Half of North America’s Bird Species at risk due to Climate Change
A new study from National Audubon Society, environmental organization dedicated to conservation, shows that more than 300 bird species in North America are under threat of climate change. These species are facing dramatic decline in population and if the trend continues, climate change could push the birds out of their ranges by the end of the century.
Audubon's chief scientist Gary Langham said that about half of the bird species of North America could go extinct. According to the study, out of 588 bird species, climate change could affect 314 species.
Audubon's report stated that about 200 of the threatened species could find suitable conditions somewhere else, but 126 species will have nowhere to go.
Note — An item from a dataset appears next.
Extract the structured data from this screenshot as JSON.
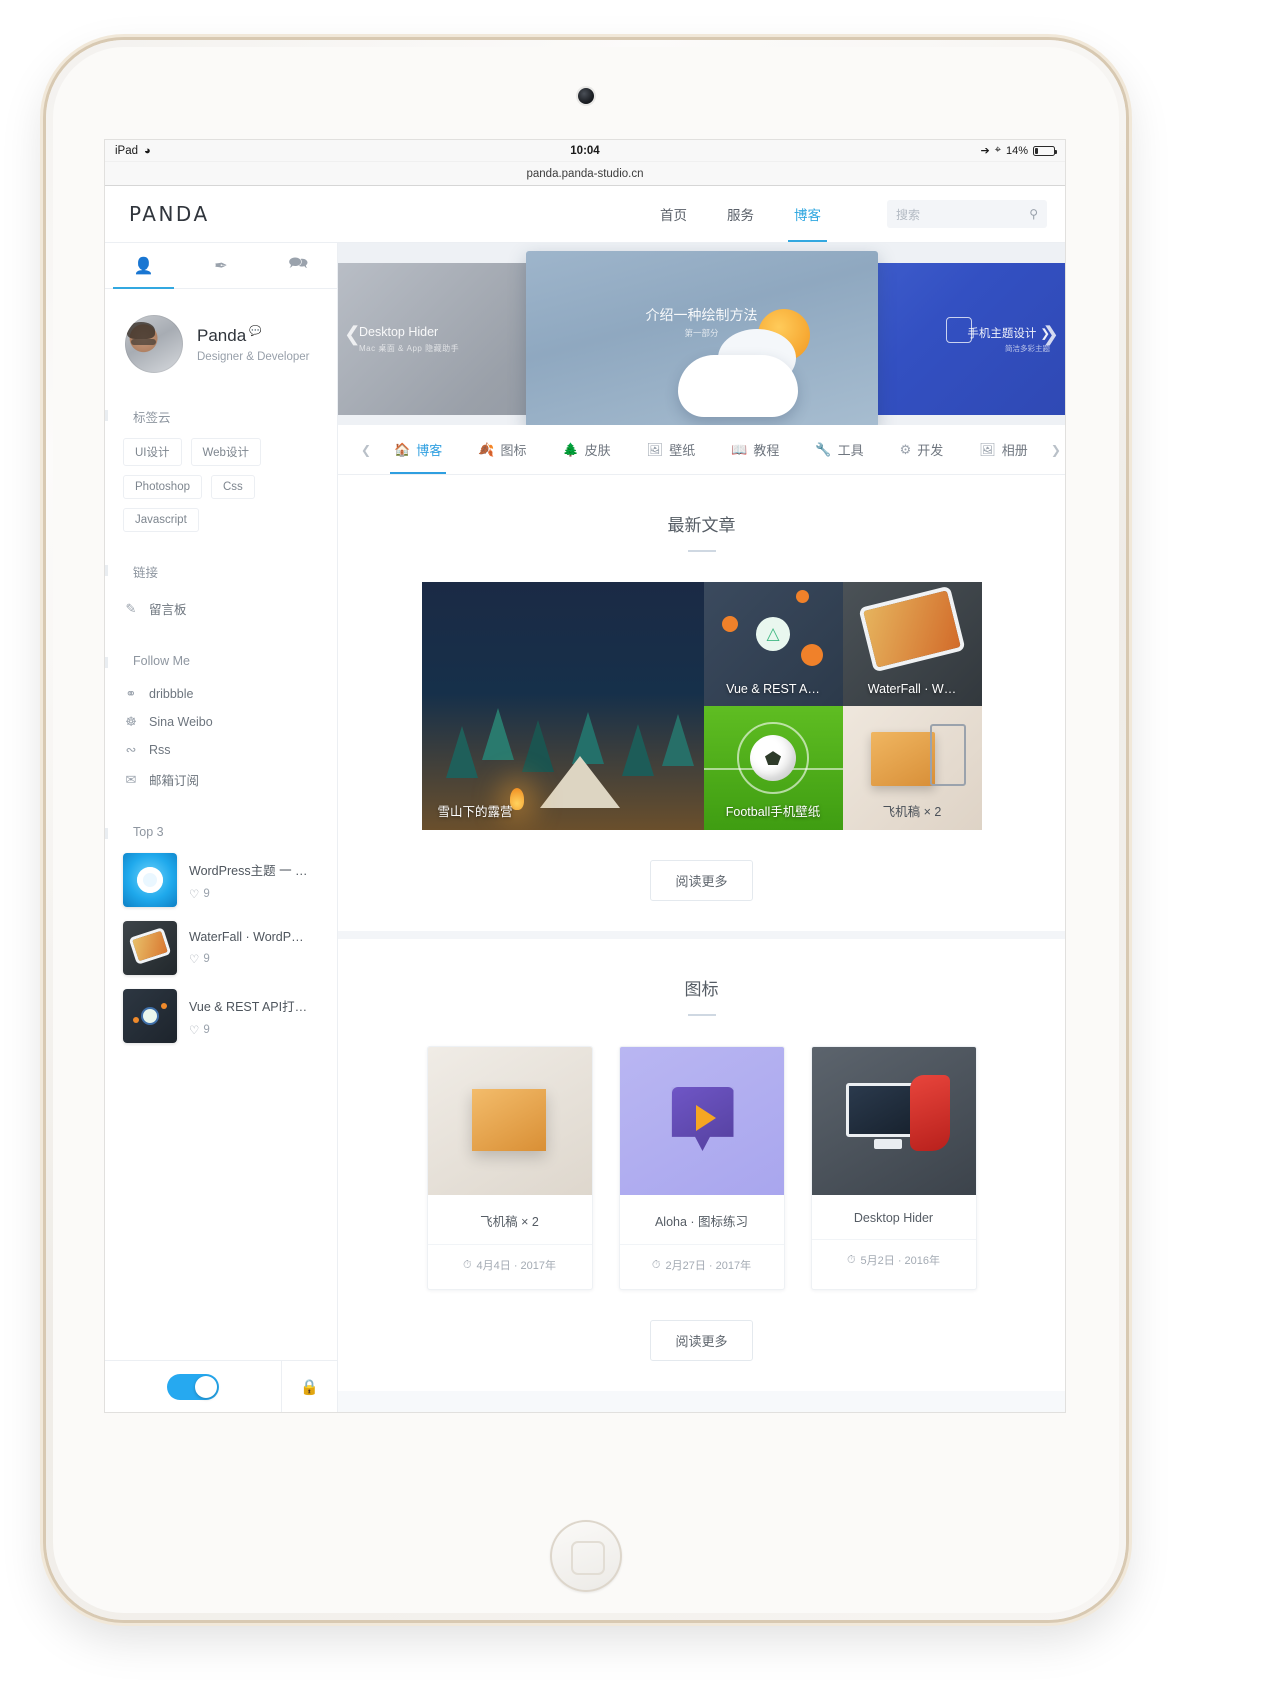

Scientists have previously found that all species will have to move to find hospitable conditions elsewhere. In some cases, the species are already moving. According to an ecologist at the University of Washington, Joshua Lawler, the recent study on bird species relied on solid data.
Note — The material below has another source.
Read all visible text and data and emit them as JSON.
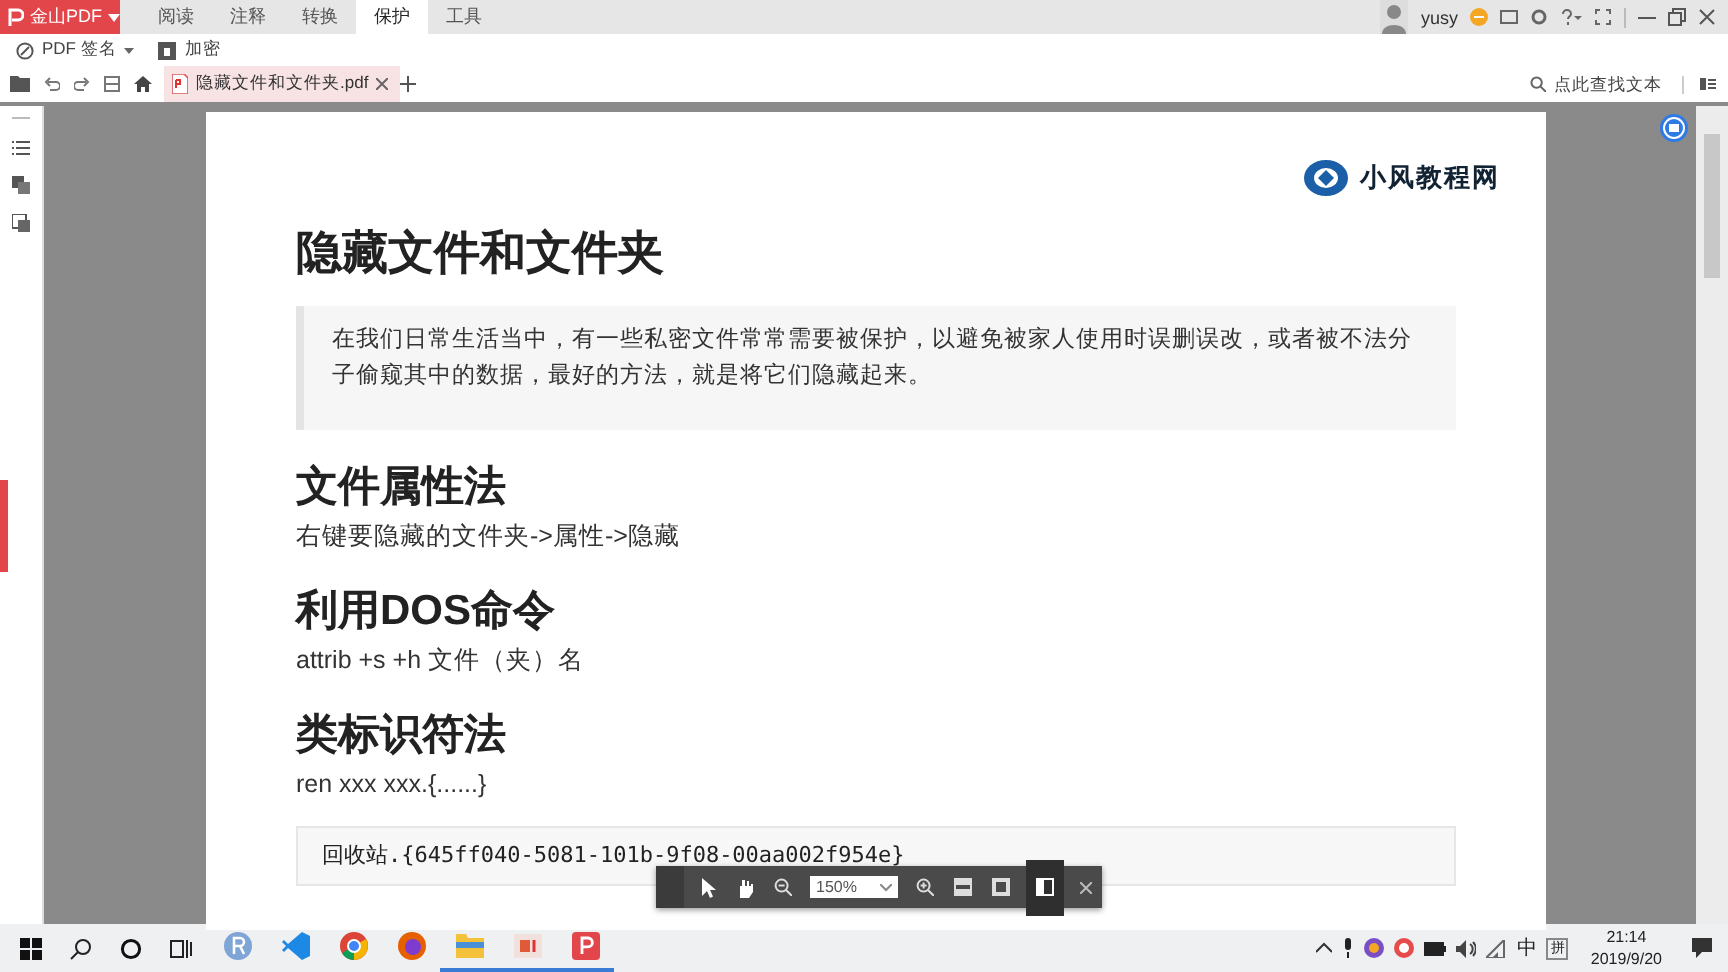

In the study, the National Audubon Society has not included all 800 bird species found in North America. The environmental organization only focused on those species for which data was available.
Geological Survey's North American Breeding Bird Survey and National Audubon Society's Christmas Bird Count combine 30 years of citizen science with projection of future climate to find where to shift suitable ranges for bird species.
According to the head of science for BirdLife International, Stuart Butchart, the results of the study are deeply worrying. He said, "They add to a body of studies elsewhere in the world showing that climate change is going to have major impacts. Species are going to have to shift their ranges, and many overall are going to suffer range contraction".